So in the end, people bought cold weather food. Turkeys marched out in droves - if you can have droves of turkeys when they are frozen and encased in plastic - on Christmas Eve.
Forget the Boxing Day sales at the department stores. The real bargains were at the fish stall in the supermarket. Crayfish, $35 down from $70. Salmon, $12 down from $28. Oysters, $6.50.
By mid-afternoon Boxing Day, a kind south-westerly had shunted Christmas Day's black clouds somewhere else, maybe over the mountains where the last week's blazing fires were still smouldering like a mother-in-law's disapproving frown, and the sun came out and made dappled shadows on the lawn.

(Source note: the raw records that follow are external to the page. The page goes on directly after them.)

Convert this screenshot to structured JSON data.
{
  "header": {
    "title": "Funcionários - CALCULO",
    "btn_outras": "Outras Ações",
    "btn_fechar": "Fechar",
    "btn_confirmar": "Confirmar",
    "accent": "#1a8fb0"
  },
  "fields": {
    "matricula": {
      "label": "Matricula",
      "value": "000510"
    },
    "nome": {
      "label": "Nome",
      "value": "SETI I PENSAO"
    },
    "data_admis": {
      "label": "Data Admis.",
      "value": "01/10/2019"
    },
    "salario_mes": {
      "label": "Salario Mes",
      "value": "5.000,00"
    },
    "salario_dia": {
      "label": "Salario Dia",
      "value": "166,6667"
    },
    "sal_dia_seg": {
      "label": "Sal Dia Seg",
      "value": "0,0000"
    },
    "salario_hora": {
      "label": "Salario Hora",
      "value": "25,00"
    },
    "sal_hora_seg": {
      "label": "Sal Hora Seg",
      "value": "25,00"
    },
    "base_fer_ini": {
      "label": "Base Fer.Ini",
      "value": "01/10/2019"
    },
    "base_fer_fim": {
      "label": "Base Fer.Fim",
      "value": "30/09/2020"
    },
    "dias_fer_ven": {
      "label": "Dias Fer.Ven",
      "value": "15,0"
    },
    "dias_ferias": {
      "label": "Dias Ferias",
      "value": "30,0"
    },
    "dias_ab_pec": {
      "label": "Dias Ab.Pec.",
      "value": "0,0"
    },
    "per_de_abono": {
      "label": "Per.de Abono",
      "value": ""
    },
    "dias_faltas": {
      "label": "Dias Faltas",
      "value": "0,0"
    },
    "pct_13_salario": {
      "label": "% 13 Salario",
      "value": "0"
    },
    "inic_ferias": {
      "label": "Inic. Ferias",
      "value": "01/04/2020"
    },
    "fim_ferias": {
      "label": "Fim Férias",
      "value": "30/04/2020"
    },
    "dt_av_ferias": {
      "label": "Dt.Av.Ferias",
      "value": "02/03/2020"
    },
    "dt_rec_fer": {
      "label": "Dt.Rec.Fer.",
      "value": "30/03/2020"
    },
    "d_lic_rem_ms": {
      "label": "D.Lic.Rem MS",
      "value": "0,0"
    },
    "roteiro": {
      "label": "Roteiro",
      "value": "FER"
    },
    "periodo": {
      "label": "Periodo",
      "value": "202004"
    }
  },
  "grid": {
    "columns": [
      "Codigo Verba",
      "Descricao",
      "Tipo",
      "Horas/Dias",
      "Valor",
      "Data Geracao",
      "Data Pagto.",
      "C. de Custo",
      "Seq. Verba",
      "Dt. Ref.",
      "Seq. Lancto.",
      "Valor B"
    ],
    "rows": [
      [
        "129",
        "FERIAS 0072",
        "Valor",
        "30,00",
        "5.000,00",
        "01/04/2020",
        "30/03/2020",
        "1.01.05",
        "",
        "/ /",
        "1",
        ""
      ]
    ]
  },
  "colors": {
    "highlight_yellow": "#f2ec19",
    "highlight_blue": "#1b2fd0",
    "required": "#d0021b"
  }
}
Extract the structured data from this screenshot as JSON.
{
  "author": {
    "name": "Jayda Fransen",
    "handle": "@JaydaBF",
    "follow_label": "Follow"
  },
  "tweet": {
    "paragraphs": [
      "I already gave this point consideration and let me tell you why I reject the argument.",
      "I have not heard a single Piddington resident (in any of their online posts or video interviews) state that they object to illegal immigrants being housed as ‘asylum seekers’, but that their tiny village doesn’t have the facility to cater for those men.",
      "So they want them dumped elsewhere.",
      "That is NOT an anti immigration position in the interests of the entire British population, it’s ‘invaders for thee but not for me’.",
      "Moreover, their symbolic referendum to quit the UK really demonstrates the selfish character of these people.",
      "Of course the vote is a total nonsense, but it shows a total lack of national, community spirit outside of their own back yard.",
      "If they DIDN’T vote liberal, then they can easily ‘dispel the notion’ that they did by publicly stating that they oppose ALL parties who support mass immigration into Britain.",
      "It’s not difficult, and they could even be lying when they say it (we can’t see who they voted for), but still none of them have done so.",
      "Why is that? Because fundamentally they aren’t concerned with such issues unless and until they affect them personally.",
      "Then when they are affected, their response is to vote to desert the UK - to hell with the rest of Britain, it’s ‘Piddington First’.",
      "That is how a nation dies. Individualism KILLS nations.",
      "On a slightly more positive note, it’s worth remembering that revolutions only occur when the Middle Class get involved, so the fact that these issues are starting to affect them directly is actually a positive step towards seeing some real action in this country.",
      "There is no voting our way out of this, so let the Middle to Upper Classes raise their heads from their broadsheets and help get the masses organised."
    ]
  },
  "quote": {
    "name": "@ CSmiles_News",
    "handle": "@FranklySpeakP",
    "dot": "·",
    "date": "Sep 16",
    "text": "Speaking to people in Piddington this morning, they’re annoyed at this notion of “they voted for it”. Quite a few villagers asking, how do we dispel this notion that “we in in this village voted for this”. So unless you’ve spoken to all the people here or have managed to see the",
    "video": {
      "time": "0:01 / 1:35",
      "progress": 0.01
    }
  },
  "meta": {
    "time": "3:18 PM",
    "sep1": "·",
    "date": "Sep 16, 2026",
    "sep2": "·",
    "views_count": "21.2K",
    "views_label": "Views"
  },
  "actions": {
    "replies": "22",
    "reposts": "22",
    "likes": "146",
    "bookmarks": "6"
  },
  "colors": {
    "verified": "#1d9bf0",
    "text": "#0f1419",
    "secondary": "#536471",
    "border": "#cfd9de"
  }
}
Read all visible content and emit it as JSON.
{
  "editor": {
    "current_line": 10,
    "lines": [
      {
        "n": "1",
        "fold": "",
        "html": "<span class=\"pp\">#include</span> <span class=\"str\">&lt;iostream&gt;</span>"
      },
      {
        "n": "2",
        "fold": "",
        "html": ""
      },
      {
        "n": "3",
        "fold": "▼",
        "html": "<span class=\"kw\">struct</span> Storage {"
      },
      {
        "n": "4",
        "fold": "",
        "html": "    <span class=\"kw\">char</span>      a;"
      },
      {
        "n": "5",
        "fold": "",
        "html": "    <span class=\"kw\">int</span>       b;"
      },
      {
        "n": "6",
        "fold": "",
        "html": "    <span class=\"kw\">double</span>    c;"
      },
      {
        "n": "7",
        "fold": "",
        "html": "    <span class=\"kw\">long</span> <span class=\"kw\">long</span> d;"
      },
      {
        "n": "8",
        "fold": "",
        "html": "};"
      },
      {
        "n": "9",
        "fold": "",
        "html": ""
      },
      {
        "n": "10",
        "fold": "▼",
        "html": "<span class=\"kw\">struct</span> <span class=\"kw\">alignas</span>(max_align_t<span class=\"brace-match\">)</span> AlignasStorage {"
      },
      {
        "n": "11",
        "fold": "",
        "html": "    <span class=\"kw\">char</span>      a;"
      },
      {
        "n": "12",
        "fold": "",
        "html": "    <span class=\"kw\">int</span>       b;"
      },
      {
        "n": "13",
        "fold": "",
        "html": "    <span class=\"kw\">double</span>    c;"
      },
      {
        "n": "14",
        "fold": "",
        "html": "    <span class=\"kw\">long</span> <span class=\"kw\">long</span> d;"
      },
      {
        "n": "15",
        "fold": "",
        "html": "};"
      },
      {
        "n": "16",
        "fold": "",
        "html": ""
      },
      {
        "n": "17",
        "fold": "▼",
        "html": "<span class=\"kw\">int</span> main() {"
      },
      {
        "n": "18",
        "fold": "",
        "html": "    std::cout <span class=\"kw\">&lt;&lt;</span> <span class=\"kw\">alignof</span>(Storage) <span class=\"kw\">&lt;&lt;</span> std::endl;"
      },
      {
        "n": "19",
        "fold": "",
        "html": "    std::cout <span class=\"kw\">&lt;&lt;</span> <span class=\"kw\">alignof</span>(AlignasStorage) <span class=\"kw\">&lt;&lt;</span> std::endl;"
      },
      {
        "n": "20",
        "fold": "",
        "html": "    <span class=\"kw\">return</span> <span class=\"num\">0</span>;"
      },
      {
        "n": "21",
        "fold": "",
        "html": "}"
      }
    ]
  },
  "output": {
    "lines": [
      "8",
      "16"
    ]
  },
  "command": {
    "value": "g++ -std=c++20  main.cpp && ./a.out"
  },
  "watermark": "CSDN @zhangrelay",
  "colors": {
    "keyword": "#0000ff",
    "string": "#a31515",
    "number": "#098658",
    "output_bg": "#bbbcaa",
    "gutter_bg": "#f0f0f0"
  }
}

Just in time for our Boxing Day barbecue.
Lime butter salmon, barbecued.
Make the lime butter: add the zest of two limes and the juice of one, a tablespoonful of finely chopped parsley and two chopped cloves of garlic to 50 grams of softened butter. Combine and refreeze. Slice into rounds. With your knife blade on the horizontal, slice thick pieces of salmon almost in two, leaving a join. Insert rounds of lime butter into the fish.
Barbecue the fish: I did mine in a heavy cast iron pan on the coals in order to catch the melting butter and pour over the fish when serving, along with with extra lime juice from quarters of the second lime.
Drink: a cold sauvignon blanc. You still can't go past the Kiwi ones although some local ones are pretty good.